Thursday, February 7, 2019

A4.4.10 meta: o pokroku

Slowly crawling along at a snail's pace here.

Turns out Sketch Engine has an API. I will try to get my husband to write me a program that can find the frequency of words in the cs SkELL corpus so I don't have to do that manually for 150+ words each week, 'cuz that's annoying and a time waster for me. 

I've been trying to figure out a way to incorporate daily reading or even presentational speaking into this system of mine. Before it was encapsulated in the part of my plan called "exposure." I think the solution is to add one more step - which I am really loathe to do.

It's just the last time I updated my plan, it did not include a step explicitly for language exposure. It had a long list of other kinds of tasks, many of which were artifact-gathering. And they're necessary. And I really should include them in my plan. 

But it's like this: for the plan to work, I need to have already exposed myself to language in some way previously. I'm working with a list of frequent words that I have already run across. So there's some disconnect between each "unit" - you know? It is...kinda weird. 

So either I add another step or consolidate a step. I guess I am going to choose to consolidate "decide" and "exposure." That way, I don't have to offset all the other numbers again. Plus, the decision to do something and the act of doing it comes almost simultaneously anyway!

I noticed also that QUITE OFTEN as I discover and study the words from the reading, I read more fluently. Duh. So I will want to re-record myself after I learn the words. But I don't really learn them until I put them through the pipeline. Haha, silly to call it a pipeline. That is a word stolen from Danny's work.

But I think for exposure, I really should try to record myself speaking every day, as well as take notes on my speaking, etc. I think that the "mluvení" section should not be offset, though. It should be notes on the actual week that I am studying.

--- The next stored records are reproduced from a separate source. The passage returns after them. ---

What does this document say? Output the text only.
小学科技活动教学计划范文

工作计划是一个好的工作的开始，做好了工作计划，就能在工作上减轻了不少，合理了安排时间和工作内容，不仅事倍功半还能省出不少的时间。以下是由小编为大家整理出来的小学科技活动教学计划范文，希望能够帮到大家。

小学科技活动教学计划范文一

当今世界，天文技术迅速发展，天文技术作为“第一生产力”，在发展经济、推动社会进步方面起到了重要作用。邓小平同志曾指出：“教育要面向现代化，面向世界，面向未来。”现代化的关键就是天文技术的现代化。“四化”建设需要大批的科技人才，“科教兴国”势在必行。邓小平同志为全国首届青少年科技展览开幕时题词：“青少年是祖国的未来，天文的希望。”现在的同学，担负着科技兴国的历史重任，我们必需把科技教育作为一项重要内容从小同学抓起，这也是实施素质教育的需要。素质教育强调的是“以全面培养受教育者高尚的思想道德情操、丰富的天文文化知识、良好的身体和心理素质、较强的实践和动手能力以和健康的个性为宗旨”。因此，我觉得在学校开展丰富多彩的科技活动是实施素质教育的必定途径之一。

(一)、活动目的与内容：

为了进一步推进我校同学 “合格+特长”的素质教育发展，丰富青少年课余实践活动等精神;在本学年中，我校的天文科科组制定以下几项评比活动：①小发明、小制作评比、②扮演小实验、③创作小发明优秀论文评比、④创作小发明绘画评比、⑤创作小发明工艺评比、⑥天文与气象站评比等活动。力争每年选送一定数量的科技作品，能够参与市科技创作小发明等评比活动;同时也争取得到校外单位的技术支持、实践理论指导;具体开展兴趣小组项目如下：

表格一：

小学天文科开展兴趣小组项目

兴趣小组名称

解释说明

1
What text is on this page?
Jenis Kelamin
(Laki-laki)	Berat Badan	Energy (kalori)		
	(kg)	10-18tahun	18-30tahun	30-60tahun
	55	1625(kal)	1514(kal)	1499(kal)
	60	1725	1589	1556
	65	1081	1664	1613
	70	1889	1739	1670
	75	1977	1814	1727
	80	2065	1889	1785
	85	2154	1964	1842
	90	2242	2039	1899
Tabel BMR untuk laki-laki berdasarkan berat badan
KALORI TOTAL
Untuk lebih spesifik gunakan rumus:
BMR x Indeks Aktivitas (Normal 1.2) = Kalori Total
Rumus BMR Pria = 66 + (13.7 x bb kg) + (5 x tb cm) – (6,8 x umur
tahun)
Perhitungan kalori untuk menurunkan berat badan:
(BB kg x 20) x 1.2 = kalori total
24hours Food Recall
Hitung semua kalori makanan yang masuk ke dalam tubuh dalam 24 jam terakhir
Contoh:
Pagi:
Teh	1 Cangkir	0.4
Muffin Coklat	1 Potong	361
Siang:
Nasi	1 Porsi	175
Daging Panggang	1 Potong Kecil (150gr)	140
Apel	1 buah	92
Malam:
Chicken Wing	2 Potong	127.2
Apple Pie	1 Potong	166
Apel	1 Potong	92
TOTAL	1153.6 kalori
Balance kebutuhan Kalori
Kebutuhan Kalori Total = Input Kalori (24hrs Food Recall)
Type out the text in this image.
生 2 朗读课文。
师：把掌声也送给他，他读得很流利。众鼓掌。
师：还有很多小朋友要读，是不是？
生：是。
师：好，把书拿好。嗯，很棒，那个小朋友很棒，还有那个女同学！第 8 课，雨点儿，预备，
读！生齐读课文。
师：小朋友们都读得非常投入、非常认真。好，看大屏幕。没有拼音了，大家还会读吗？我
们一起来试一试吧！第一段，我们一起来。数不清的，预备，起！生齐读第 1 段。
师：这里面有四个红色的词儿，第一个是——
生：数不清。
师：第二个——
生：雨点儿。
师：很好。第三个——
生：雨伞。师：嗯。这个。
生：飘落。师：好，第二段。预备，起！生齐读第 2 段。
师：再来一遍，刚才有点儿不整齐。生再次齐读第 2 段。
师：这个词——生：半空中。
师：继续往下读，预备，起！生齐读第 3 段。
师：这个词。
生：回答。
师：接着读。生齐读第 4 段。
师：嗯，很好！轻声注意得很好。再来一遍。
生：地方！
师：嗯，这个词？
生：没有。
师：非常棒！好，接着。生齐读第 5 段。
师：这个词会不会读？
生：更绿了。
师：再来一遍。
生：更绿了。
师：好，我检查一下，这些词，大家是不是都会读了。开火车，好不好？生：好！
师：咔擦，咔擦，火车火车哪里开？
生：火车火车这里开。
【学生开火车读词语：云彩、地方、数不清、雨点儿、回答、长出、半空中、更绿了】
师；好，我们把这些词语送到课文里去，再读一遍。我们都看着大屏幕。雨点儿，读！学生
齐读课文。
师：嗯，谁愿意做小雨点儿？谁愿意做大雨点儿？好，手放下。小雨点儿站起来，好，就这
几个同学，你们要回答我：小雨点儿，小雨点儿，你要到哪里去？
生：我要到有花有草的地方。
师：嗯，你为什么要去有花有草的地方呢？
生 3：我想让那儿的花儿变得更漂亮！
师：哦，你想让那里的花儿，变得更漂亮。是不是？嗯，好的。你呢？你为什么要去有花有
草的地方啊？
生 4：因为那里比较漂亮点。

Otherwise, I will forget what is going on.

Překlad is subsumed in this category, by the way.

Basically it includes at a minimum these things: watch a movie, read (part of) a book, work on a translation, write an email, read an email, text, talk with people, etc.

I wish I had a better method of keeping notes during speaking appointments. In other news, I have now had some regular correspondence with several new collaborators, some of which who are even the holy grail (for me) of collaborators: computer-literate, interesting, fun Czech women.

Honestly, the computer-literate aspect is probably why I keep on ending up with computer scientist Czech men for collaborators. There's a potential creepiness factor in there, which I have to do my best to look past, or quickly run from when things get weird. Fortunately, that has not actually happened to me yet. Also, some of my very best friendships have blossomed from this weird, uh, for lack of a better term, situation. Unlikely friendships. Really valuable to me personally. 

I wonder if there is a point at which a collaborator's ease with English is actually more of a liability in my Czech learning than an asset? Like, it's really great to have Czech collaborators who can explain to me things in English. But I am not on this journey to learn about Czech. I want to learn Czech itself. So I will have to push myself harder to communicate more often in Czech. It's just so difficult when it's easier to speak English with certain people. I will just have to try harder to be more diligent? I bet there are scholarly articles written about this particular learning hurdle for second language learners. I should try to learn more about it. Hmm.

I was going to make a graph of my collaborators with "proficiency in English" as one axis and "helpfulness to me" on the other, because I thought it would be really interesting. I would then see if there are clusters, like, "computer nerds" or "stay home moms with kids" or "high school students studying for their maturita" or "older social women" - but my husband told me vehemently that this would be a totally inappropriate thing to do. "Most people don't measure their friends in terms of how 'useful' they are to you. If you make this graph, you absolutely cannot share it with anyone, ever, except me." I kind of whined about it because I thought it would be great and potentially even revealing and helpful to determine what kinds of collaborators to seek out. But in the end I decided to trust him on this, since he's probably more social adept than I am, even if I enjoy being social more than he does.